The final results for both architectures are below.

### Model 1 – 1 Hidden Layer (4 Nodes)
- 1000 Rows → Training Acc: 0.7387 | Validation Acc: 0.765 | Time: 11.64 s  

- 10000 Rows → Training Acc: 0.9962 | Validation Acc: 0.998 | Time: 19.48 s  

- 100000 Rows → Training Acc: 0.9988 | Validation Acc: 0.9988 | Time: 180.01 s  

### Hidden Layers (4 Nodes Each) – Model 2

- 1000 Rows → Training Acc: 0.9588| Validation Acc: 0.93 | Time: 9.86 s

- 10000 Rows → Training Acc: 0.9966| Validation Acc: 0.999| Time: 23.4 s  

- 100000 Rows → Training Acc: 0.9984| Validation Acc: 0.9982| Time: 179.34 s  

As dataset size increases, both models perform very well, these results. Smaller datasets are better trained by the two layer model, and the accuracy on validation is slightly higher, but it takes the same amount of time to train.

## Reflection

This notebook shows the use of **Feed-Forward Neural Networks (FFNNs)** on structured classification data.

Key observations:
- Validation accuracy improves significantly with more training data.
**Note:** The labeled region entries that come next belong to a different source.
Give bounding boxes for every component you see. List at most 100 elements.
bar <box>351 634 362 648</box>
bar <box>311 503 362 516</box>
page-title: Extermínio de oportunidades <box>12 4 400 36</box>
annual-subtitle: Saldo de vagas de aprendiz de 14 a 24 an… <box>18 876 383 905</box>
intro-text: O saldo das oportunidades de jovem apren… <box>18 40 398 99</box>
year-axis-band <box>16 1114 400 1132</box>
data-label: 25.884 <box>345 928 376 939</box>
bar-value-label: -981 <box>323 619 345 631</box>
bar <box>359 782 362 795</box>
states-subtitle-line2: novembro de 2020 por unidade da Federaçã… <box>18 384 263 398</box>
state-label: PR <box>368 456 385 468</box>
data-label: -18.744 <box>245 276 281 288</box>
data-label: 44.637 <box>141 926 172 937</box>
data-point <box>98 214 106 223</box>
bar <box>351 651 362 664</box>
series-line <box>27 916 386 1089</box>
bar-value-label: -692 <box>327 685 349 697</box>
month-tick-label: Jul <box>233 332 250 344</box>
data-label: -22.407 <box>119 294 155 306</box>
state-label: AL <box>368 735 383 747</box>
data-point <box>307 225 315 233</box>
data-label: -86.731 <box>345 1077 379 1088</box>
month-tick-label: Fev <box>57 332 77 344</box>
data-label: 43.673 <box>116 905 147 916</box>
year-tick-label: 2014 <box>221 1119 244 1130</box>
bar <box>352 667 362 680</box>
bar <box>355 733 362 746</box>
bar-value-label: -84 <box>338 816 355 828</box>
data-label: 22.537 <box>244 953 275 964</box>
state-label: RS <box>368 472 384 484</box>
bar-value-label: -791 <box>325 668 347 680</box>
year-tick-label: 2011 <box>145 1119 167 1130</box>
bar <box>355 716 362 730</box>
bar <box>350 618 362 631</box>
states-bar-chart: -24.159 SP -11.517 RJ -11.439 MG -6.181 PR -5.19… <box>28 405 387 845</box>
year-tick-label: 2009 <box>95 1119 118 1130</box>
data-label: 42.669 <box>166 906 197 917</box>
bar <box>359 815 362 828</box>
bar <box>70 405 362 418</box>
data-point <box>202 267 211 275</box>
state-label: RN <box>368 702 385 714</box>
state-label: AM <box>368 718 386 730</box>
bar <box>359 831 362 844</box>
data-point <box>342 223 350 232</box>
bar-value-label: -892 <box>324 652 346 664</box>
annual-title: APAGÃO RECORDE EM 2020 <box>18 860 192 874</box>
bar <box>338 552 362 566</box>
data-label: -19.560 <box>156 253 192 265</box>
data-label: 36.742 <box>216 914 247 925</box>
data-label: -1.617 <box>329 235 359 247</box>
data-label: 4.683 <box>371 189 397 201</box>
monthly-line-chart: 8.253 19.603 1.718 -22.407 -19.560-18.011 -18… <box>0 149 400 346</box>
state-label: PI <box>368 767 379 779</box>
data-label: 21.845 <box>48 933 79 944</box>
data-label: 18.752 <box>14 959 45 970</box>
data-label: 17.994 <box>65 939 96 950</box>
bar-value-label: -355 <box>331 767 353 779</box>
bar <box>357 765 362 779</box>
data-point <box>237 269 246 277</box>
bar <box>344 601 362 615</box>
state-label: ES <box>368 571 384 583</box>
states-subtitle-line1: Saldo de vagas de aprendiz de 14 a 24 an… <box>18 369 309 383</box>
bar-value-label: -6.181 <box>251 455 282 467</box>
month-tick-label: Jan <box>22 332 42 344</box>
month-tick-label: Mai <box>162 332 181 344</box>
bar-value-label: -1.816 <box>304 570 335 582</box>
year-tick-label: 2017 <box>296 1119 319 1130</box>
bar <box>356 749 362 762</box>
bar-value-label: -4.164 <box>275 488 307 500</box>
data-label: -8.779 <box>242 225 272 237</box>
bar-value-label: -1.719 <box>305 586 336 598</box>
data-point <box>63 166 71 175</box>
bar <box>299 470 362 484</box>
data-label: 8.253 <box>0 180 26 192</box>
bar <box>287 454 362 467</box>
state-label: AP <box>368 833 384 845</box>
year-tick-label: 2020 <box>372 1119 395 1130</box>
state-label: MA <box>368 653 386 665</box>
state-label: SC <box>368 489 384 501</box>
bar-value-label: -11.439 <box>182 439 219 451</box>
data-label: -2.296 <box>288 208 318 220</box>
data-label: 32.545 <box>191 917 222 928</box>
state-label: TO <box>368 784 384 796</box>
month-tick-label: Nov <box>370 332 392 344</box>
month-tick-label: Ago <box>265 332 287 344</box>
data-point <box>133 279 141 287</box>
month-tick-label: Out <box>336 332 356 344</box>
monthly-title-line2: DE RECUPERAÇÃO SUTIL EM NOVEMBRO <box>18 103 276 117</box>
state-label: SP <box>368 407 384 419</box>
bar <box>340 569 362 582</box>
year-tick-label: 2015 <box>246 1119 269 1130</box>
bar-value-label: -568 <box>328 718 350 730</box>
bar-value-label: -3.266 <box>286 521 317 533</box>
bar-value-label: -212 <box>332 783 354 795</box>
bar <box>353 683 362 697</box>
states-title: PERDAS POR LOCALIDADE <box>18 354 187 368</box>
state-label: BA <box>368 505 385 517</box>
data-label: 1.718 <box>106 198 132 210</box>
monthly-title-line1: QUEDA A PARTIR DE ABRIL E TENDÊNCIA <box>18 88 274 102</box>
- 2-hidden-layer model works slightly better, especially with bigger datasets.

- Run time increases with model complexity and dataset size.

- Preprocessing and data splitting are important to get stable and unbiased evaluation.

This notebook is an addendum to the write-up in `README_ExtraCredit.md`.